Вторник III (2/2)

— Как!..

Так она меня понукала, я говорил всё отрывистей и суше, и наконец мы достигли её комнат.

— Нет-нет, одна не пойду, ни за что! — шёпотом прокричала она. Отступила, прикрыла лицо руками, выжидающе устремив на меня блестящий взгляд. Я толкнул дверь.

В комнате было совсем темно и тихо, только занавеси колыхались у распахнутого окна. Тут же я обо что-то споткнулся, ударился бедром, прищемил ногу и здорово навёл шуму, сквозь зубы бранясь.

— Никого тут нет.

— Как же! Теперь есть! Мой угрюмый полуночный гость…

Я ошалело обернулся. Амалья шагнула в комнату со зверской улыбкой и плотно прикрыла за собой дверь. Зажгла чудненькую лампу под оранжевым абажуром. Я огляделся.

Комнатка была небольшая, заставленная под завязку самой разной мебелью, резавшей глаз яркостью и безвкусием красок. Тяжелые пестрые гардины, навешанные на крючки для тюля, и тюль, защемленный оконными рамами; кресла самых разных габаритов; стулья разных гарнитуров, что громоздились на проходе; комод посередине комнаты и огромный грязный поднос на хрупком столике, который, втиснутый в самый дальний угол под пыльные полки, еле выдерживал такую тяжесть вкупе с массивным самоваром. Лежбище раскинулось гигантское, вроде того, что оприходовал Чиргин, но половина его была завалена кучей разноцветного линялого тряпья. Пол застилала груда наваленных друг на друга ковров, прожженных, грязных, во главе их — свалявшаяся шкура медведя.

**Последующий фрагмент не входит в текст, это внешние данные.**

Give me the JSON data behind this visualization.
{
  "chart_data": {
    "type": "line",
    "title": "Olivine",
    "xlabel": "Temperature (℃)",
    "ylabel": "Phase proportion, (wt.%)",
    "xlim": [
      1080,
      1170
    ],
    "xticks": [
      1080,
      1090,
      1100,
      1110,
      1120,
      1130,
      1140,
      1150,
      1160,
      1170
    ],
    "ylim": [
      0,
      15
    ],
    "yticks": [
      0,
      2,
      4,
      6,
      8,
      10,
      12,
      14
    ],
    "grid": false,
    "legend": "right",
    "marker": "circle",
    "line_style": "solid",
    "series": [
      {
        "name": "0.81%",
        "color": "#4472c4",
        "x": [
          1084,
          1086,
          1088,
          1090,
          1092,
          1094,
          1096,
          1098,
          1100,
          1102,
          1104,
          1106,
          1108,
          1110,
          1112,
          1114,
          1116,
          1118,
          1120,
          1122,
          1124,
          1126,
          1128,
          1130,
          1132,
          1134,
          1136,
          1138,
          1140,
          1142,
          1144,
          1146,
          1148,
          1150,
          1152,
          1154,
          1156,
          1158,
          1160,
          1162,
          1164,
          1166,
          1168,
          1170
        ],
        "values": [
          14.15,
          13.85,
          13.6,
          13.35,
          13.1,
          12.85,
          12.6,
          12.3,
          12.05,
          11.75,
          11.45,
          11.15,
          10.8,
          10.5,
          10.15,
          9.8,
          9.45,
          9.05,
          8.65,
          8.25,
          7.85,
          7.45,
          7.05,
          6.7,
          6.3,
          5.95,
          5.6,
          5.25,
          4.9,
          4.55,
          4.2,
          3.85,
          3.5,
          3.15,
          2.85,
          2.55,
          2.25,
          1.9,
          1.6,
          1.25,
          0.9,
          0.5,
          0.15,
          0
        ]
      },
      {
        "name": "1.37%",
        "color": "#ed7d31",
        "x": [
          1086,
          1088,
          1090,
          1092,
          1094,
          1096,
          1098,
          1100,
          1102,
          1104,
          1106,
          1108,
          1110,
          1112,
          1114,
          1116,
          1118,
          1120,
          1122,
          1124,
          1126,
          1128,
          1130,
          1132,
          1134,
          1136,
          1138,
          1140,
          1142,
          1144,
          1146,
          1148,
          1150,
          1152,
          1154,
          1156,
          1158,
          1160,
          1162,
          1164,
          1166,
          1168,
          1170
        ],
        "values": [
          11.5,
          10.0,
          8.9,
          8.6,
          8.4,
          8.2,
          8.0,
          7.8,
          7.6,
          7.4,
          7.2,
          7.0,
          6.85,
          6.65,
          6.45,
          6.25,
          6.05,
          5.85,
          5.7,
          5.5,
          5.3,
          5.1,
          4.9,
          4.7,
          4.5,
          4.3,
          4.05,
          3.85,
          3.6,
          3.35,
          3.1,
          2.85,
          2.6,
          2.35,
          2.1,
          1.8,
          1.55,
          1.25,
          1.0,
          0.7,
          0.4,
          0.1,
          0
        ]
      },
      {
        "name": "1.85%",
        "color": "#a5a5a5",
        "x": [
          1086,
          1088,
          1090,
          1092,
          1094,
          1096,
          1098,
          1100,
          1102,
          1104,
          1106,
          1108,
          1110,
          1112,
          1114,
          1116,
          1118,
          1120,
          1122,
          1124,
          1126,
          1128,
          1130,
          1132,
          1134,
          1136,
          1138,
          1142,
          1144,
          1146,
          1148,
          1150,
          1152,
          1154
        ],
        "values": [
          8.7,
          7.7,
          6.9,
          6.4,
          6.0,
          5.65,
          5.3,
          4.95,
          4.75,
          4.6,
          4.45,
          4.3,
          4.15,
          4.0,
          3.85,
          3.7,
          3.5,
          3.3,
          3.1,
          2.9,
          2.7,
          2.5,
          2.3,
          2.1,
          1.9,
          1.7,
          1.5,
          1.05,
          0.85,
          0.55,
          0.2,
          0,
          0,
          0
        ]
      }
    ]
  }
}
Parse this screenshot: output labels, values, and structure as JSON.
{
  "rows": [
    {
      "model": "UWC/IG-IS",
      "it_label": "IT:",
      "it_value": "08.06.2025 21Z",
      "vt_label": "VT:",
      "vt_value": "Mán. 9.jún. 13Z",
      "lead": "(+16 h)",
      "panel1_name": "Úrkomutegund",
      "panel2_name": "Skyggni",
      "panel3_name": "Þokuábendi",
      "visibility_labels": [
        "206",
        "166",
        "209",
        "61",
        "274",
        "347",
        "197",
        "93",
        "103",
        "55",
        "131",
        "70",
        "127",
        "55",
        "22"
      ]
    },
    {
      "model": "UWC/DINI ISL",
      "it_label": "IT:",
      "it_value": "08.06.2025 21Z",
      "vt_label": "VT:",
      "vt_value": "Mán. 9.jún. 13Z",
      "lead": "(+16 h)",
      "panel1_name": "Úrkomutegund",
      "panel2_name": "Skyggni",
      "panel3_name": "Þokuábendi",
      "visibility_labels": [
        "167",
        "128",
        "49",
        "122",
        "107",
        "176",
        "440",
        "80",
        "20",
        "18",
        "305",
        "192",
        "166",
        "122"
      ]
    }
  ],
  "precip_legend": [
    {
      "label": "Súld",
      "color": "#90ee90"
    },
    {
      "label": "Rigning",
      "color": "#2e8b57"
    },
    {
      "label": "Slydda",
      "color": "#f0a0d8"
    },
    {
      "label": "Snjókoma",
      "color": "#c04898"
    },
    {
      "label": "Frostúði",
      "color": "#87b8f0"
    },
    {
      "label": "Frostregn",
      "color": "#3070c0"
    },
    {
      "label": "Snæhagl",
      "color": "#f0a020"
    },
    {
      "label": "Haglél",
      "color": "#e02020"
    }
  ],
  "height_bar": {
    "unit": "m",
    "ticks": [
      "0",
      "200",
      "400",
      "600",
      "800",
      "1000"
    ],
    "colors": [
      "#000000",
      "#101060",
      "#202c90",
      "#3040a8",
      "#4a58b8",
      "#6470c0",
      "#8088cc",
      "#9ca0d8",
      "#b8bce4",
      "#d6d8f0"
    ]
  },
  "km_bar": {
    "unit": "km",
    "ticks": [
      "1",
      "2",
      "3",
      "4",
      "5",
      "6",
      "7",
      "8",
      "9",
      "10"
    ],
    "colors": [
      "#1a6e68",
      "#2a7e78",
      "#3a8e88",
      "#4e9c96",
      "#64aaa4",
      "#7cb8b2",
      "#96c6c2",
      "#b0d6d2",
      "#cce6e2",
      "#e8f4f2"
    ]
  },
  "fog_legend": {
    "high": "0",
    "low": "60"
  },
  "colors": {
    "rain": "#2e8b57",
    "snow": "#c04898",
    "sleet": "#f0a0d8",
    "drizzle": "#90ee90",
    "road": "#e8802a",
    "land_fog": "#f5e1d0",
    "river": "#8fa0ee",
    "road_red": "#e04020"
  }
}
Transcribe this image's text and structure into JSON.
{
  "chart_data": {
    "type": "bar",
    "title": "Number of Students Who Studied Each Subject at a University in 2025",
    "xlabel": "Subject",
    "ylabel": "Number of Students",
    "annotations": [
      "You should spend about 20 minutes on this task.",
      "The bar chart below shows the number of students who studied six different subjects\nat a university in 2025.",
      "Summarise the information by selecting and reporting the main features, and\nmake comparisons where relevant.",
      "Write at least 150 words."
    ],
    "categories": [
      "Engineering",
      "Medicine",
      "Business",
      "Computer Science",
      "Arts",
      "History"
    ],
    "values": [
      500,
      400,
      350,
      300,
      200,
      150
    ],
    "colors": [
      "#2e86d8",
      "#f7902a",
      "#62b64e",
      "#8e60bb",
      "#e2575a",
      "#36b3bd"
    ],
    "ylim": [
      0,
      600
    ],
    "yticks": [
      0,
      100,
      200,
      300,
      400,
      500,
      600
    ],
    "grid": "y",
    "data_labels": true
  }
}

А посреди — царица горы — Амалья, уже разлила на шатком столике какую-то настойку по сколотым фарфоровым чашечкам и беззастенчиво хлопала глазками.

Я допустил мысль, что Чиргин расплачивается с ней мною, неведомо, за какие еще там грехи.

Мы смотрели друг на друга несколько стучащих мгновений. Вскоре я понял, что стучат не мгновения, а малюсенькие часики на стенке с потрясающим по размерам маятником.

Наконец я все-таки решил оставаться порядочным человеком так долго, насколько это возможно.

— Ну-с, я пойду.

Амалья ахнула:

— Как! Вы меня так скоро бросите? А вы уйдёте, и он снова появится. Нет, подождём.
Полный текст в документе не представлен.